Chronique

Louis Winsberg

Temps réel

Louis Winsberg (g, oud, sitar, mand, perc), Patrice Héral (voc, perc, machines), Jean-Luc Di Fraya (voc, perc).

Label / Distribution : Gemini

Parfois, on se dit qu’il devrait toujours en aller ainsi avec la musique. La laisser parler d’elle-même, simplement portée par un élan du cœur, soulevée par une pulsation qu’on nomme groove ou swing, c’est comme vous voudrez, mais surtout sans jamais opposer la moindre résistance aux forces qui la traversent. Une création spontanée.
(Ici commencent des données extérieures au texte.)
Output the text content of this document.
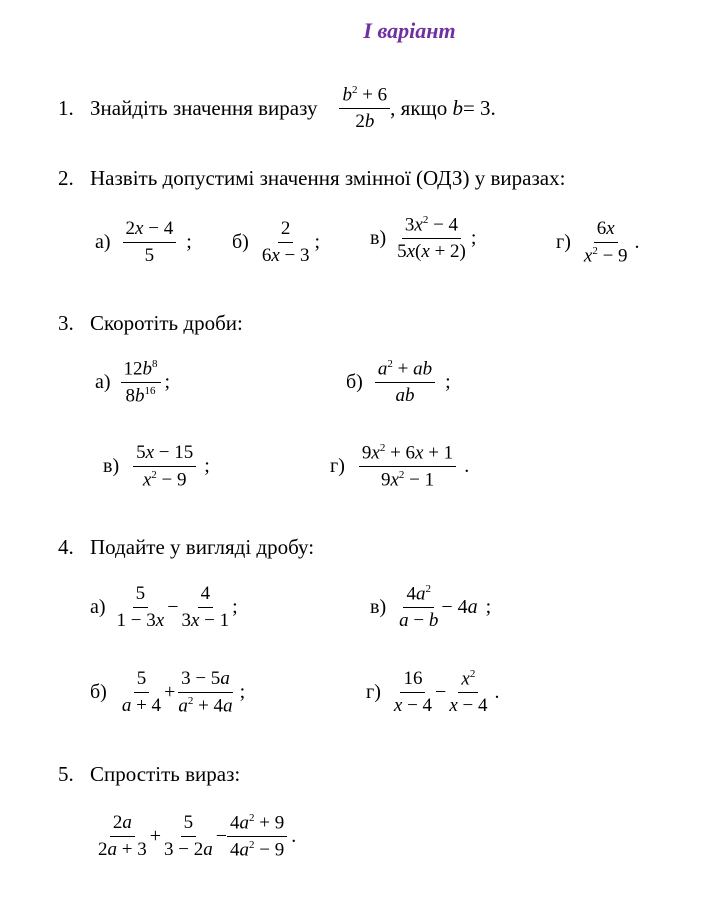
І варіант
1. Знайдіть значення виразу $\frac{b^2 + 6}{2b}$ , якщо
b = 3.
2. Назвіть допустимі значення змінної (ОДЗ) у виразах:
$а) \frac{2x - 4}{5}$ ; $б) \frac{2}{6x - 3}$ ; $в) \frac{3x^2 - 4}{5x(x + 2)}$ ;	$г) \frac{6x}{x^2 - 9}$ .
3. Скоротіть дроби:
$а) \frac{12b^8}{8b^{16}}$ ;	$б) \frac{a^2 + ab}{ab}$ ;
$в) \frac{5x - 15}{x^2 - 9}$ ;	$г) \frac{9x^2 + 6x + 1}{9x^2 - 1}$ .
4. Подайте у вигляді дробу:
$а) \frac{5}{1 - 3x} - \frac{4}{3x - 1}$ ;	$в) \frac{4a^2}{a - b} - 4a$ ;
$б) \frac{5}{a + 4} + \frac{3 - 5a}{a^2 + 4a}$ ;	$г) \frac{16}{x - 4} - \frac{x^2}{x - 4}$ .
5. Спростіть вираз:
$\frac{2a}{2a + 3} + \frac{5}{3 - 2a} - \frac{4a^2 + 9}{4a^2 - 9}$ .
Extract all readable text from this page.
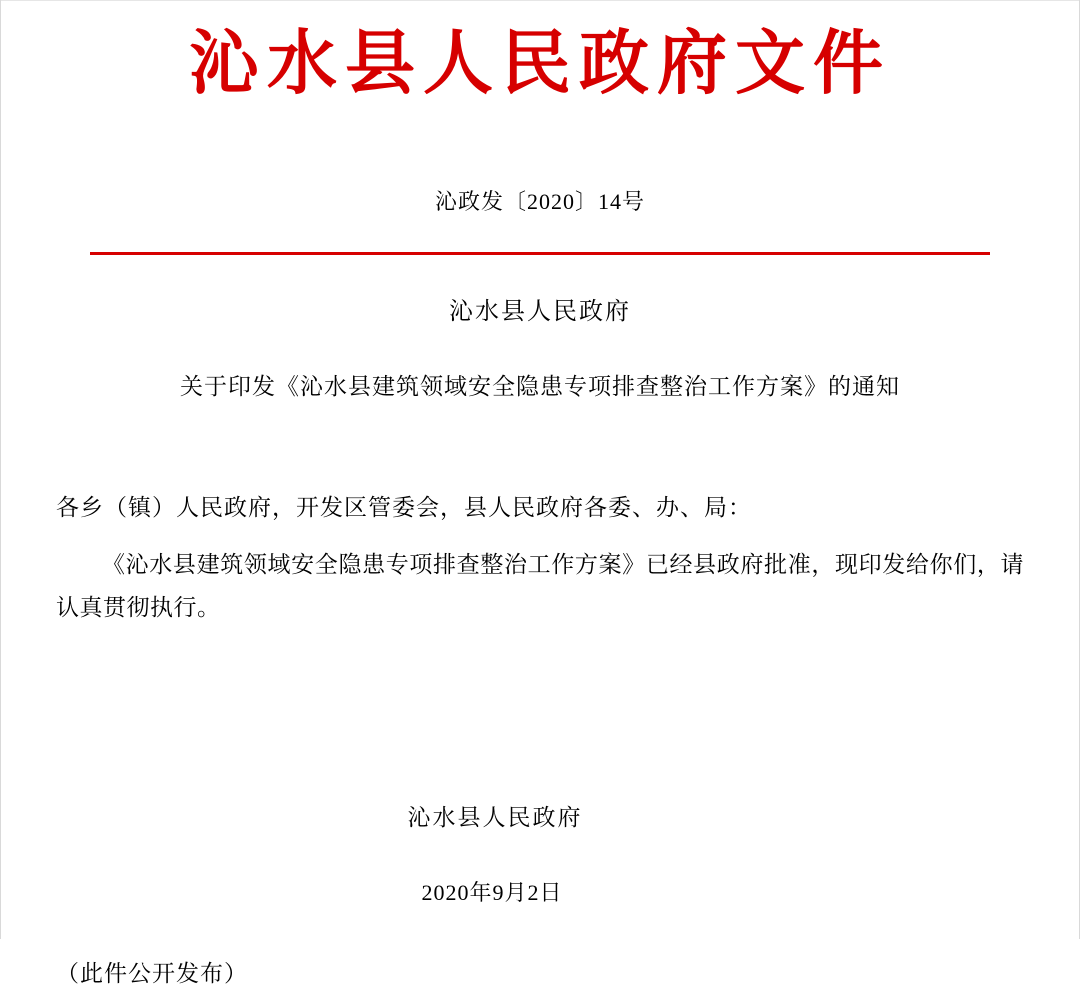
沁水县人民政府文件
沁政发〔2020〕14号
沁水县人民政府
关于印发《沁水县建筑领域安全隐患专项排查整治工作方案》的通知
各乡（镇）人民政府，开发区管委会，县人民政府各委、办、局：
《沁水县建筑领域安全隐患专项排查整治工作方案》已经县政府批准，现印发给你们，请认真贯彻执行。
沁水县人民政府
2020年9月2日
（此件公开发布）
C’est bien tout cela qui se joue sur ce Temps réel orchestré sur le vif d’une rencontre organisée par Louis Winsberg, chez lui, à Eygalières dans les Bouches-du-Rhône. Le guitariste jouait donc à domicile en ce début de printemps 2019, et avait choisi de mettre sur pied un trio pas comme les autres. À ses côtés en effet, deux musiciens dont les cartes de visite au format XXL sont assez similaires : Jean-Luc Di Fraya et Patrice Héral sont à la fois batteurs et chanteurs vocalistes, chacun dans un registre qui lui est propre. Le premier plus aérien (souvenons-nous par exemple de son travail aux côtés de Raphaël Imbert), le second proche d’un boxeur des mots et des sons (tel qu’on le connaît notamment au sein de la bande à Franck Tortiller). L’histoire veut qu’ils ont fait connaissance juste avant de monter sur scène, invités à échafauder un répertoire sur le vif. Et c’est un grand voyage qui commence, une échappée libre dont les fragrances méditerranéennes imprégnées de blues et de rock vous séduisent aussitôt et peuvent même vous conduire un peu plus loin, du côté de l’Inde.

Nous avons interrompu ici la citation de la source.